Holy Week Religious Celebration In Dominican Republic
Easter, or Semana Santa, is the most important religious celebration in the Dominican calendar. It's even bigger and more solemnly observed than Christmas. This makes sense because Easter commemorates Jesus Christ's sacrifice for all mankind, his death on the cross and his resurrection.
While the resurrection is the reason for celebration and gladness, the week preceding Easter Sunday is a more solemn reflection of Jesus' final days on Earth before his death.
As a result, you may notice a difference in the prevailing tone of the Dominican Republic during Holy Week.
The Dominican Republic is a Roman Catholic country, with over 85% of Dominicans identifying as religious being Catholic, according to the most recent census.
Many Dominicans spend the weekend at home with family, similar to North America's yearly Thanksgiving home visit.
The Semana Santa weekend in Cabarete means the beaches are packed with Dominicans from across the country who have come to celebrate!

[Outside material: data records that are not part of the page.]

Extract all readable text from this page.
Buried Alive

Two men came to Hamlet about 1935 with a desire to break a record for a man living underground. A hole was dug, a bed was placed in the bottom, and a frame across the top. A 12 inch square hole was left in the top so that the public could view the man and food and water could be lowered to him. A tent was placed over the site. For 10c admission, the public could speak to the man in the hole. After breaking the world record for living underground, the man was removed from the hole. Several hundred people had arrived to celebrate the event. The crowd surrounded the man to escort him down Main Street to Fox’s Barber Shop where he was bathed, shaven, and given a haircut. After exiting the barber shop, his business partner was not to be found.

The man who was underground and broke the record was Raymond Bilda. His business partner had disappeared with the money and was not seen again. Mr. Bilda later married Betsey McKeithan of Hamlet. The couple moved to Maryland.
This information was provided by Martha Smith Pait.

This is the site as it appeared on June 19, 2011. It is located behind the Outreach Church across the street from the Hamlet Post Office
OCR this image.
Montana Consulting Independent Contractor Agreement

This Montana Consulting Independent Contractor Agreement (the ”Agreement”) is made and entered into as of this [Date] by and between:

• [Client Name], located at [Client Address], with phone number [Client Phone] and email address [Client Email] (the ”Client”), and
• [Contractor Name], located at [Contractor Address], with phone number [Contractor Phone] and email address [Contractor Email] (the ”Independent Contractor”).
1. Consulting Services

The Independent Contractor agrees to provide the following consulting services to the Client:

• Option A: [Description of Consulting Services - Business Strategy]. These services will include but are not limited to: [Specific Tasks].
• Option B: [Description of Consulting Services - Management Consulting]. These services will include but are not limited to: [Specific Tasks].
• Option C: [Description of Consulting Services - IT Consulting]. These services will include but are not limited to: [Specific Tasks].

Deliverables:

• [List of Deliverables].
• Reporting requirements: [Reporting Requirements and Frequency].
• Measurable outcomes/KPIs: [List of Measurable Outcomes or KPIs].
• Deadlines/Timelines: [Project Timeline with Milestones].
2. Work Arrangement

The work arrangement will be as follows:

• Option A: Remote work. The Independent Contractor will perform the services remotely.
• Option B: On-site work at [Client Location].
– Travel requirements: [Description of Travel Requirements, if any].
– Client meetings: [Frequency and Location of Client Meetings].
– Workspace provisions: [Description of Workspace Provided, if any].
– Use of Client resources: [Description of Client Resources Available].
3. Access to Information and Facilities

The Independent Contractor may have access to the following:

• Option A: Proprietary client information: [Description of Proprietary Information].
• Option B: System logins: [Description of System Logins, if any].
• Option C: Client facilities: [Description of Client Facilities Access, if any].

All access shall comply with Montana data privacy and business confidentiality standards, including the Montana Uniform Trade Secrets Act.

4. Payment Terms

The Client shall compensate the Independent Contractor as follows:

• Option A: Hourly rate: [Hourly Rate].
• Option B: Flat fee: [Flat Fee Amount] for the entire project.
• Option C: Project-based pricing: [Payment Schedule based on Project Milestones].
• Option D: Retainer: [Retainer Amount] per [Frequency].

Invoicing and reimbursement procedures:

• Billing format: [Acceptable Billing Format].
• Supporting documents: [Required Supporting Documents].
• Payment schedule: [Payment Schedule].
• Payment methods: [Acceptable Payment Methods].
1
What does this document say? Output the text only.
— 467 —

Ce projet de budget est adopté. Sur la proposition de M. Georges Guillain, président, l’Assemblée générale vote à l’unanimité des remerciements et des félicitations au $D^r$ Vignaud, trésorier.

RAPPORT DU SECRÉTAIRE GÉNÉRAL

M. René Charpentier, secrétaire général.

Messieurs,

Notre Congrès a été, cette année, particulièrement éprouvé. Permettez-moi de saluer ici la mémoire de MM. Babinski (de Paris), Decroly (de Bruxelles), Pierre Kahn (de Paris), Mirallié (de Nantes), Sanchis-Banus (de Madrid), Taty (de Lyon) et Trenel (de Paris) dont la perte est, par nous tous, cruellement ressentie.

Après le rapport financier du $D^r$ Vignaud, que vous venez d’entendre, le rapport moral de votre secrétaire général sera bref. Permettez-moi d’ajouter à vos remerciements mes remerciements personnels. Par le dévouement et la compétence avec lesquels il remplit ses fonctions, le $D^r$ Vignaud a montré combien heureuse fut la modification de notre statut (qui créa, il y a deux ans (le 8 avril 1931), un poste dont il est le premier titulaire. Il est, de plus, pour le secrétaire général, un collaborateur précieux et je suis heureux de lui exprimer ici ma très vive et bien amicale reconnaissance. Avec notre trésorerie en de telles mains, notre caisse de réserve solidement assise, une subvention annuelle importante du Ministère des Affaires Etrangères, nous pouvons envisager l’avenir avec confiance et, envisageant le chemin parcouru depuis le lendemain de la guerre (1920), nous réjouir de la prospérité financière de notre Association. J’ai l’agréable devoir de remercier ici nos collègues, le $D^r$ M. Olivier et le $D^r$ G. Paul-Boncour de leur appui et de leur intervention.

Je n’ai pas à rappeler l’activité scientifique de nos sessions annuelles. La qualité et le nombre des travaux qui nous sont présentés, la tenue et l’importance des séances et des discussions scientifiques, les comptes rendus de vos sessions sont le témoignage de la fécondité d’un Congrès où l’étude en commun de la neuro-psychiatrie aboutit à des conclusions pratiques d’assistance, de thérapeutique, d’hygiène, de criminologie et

While some localities may see little disruption to their daily routine, many Dominicans in cities and towns have the right to take the entire Holy Week off work.
There may be some activities that are not available due to national religious holidays. Motorized boats, for example, are prohibited in several areas near public beaches.
Good Friday is the most solemn day of reflection because it commemorates Jesus' death on the cross. As customary, businesses and stores are closed, and the day is spent in church and with family.
Noise restriction policies frequently expire at 6 or 7 p.m., and clubs and pubs may be closed that night. Loud music will be prohibited in several areas over the weekend. On Good Friday, only classical music is audible in Cabarete, but the party will be in full flow as midnight marks the start of Saturday!
Anticipate large numbers of partygoers in the Cabarete beach clubs, where live music and DJs will be performing all weekend.
Throughout the weekend, there will be a visible increase in the appearance of military, police, and emergency service volunteers on the streets of major cities and towns. They are present to guarantee that the festivities run correctly and without incident.
If you live near a city, you should attend the city-wide parades and processions during Semana Santa; they are pretty beautiful! Several streets are closed, and all but the main arteries out of town will most likely be completely devoid of cars and other vehicles. Santo Domingo features particularly gorgeous processions and liturgies.
During the week, there are special mass services to commemorate Domingo de Ramos (Palm Sunday), Miercoles de Ceniza (Ash Wednesday), Jueves Santo (Holy Thursday, day of the Last Supper), Viernes Santo (Good Friday), Sabado Santo (Holy Saturday), Domingo de Resurrection o de Pascua, Domingo de Resurrection o de Pascua, Domingo de Resurre (Resurrection or Easter Sunday).
Many devout Dominicans will vigil from 11 p.m. to dawn on Saturday night to welcome
Easter Sunday and commemorate the final hours before the resurrection.
For Semana Santa, exceptional cuisine is cooked enormously for extended family and visitors. Dominicans traditionally refrain from eating meat during Holy Week, so shellfish and fish are abundant. A popular food at this festival is a special Dominican potato salad.
Habichuelas con Dulce is a traditional Easter dish, a spiced, cold, sweet bean pudding cooked with condensed milk. If you've ever experienced a bean version of rice pudding, this is it!
This should go without saying, but please respect this significant religious observance. This is the only week of the year when Dominicans are not eager to party, so be aware of the atmosphere during Semana Santa.
If you're at Cabarete and the party's on, follow the local Dominicans' lead on when to let loose! Always remember to keep safe when there are many people on the beach. Don't bring valuables, don't drive, and don't swim drunk!
Have a good time, drink some rum, and enjoy the festivities!